Viewpoint: When I'm 64
A message from our International President
I was once asked, “How can we attract younger members into our clubs?” I replied, “You should visit my home club. The average age of members is 25. And if I weren’t there, it would go down to 23!”
Seriously, the answer lies in what our clubs can offer anyone, young or old, who walks in the door. Remember what we tell new members: “We are a group of people brought together to do things we could not do alone.” And therein lies the Simply Amazing power of the Toastmasters club! Members learning together and helping each other, members offering support to other members, and members having fun in each other’s company. This is the selling point for bringing in younger members to our clubs.
Recently, Past District 75 Governor Joseph Baduel celebrated his 64th birthday. He joined Toastmasters as a young man more than 30 years ago. He found support from his fellow club members as he developed his skills. As years passed, his club offered him a place to relax and ease the tensions from a high-pressure occupation. He says that at 64, he couldn’t be happier, and he credits his fellow Toastmasters with helping him keep a youthful spirit.
How do we attract younger members into our clubs? By offering them the opportunity to be with their peers – people their own age who share their views of the world. People whose company they will enjoy so much, they will still be together when they’re 64.
Years ago, I delivered 30-minute advanced speeches in my home club. I wonder how those same speeches would be received in my club today. Would anyone even be awake after 10 minutes? The younger they are, the faster they want things to happen. My daughter-in-law said it best for her generation, “If it’s more than three minutes, might as well sing it.” So let’s paraphrase the old Beatles song. Joining Toastmasters, We ask fellow members:
“When I get older, losing my hair, many years from now,
Will you still be listening to my speeches, evaluations, even my jokes?
If I’d been absent from our meeting, would you ask me why?

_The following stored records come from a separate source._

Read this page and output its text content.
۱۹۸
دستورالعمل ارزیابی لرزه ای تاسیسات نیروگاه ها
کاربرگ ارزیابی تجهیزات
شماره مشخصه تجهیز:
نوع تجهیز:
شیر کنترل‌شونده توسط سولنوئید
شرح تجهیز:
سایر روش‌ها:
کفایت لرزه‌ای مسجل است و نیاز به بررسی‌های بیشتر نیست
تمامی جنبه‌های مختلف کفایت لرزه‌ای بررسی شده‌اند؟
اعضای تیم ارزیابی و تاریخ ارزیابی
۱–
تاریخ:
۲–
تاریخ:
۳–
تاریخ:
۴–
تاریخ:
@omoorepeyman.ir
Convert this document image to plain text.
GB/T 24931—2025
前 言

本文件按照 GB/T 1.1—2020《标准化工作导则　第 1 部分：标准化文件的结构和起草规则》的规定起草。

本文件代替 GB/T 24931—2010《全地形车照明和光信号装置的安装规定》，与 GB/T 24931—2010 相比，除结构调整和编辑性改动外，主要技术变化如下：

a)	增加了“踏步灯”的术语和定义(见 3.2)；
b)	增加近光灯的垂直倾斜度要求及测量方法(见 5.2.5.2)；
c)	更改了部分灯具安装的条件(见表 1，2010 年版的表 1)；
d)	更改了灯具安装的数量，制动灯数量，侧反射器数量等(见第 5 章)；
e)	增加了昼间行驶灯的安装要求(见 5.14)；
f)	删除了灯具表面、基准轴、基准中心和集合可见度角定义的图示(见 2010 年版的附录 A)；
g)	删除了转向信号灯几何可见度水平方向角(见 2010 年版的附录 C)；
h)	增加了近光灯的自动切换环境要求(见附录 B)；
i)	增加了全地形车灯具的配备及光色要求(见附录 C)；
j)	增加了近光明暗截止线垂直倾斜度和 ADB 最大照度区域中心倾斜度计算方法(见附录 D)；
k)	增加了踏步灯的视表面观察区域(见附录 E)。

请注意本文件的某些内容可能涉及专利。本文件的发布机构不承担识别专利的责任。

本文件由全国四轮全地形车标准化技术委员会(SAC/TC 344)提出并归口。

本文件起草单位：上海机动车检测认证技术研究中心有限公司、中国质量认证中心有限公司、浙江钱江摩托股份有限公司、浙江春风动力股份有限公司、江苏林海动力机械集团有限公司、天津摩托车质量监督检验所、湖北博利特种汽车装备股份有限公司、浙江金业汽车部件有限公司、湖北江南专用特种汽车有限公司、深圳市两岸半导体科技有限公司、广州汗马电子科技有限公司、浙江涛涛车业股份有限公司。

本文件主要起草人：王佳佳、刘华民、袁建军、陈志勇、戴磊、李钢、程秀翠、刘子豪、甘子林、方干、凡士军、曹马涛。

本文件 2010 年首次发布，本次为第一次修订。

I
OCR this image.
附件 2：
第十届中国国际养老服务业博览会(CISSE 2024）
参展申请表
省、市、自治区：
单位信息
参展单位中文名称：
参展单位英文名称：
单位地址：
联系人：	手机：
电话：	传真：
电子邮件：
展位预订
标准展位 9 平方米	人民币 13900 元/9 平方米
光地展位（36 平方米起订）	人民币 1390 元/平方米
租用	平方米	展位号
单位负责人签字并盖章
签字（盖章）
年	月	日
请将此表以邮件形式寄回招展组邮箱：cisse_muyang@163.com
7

Will you still need me, will you still aid me,
When I’m sixty-four?”
To which the club’s members must surely answer:
“We’ll be older, too. And if you say the word, we will stay with you.
We could still help you, checking your speech, like we always do
You can laugh with old friends on the side, Table Topics, or tell your joke
Deliver your speech, share your tales, this time you’ll have more
We will still need you, we will still aid you, when you’re sixty four.”
Of course, for those of you approaching or over the age of 64, you can always change the words to “When I’m ninety four.”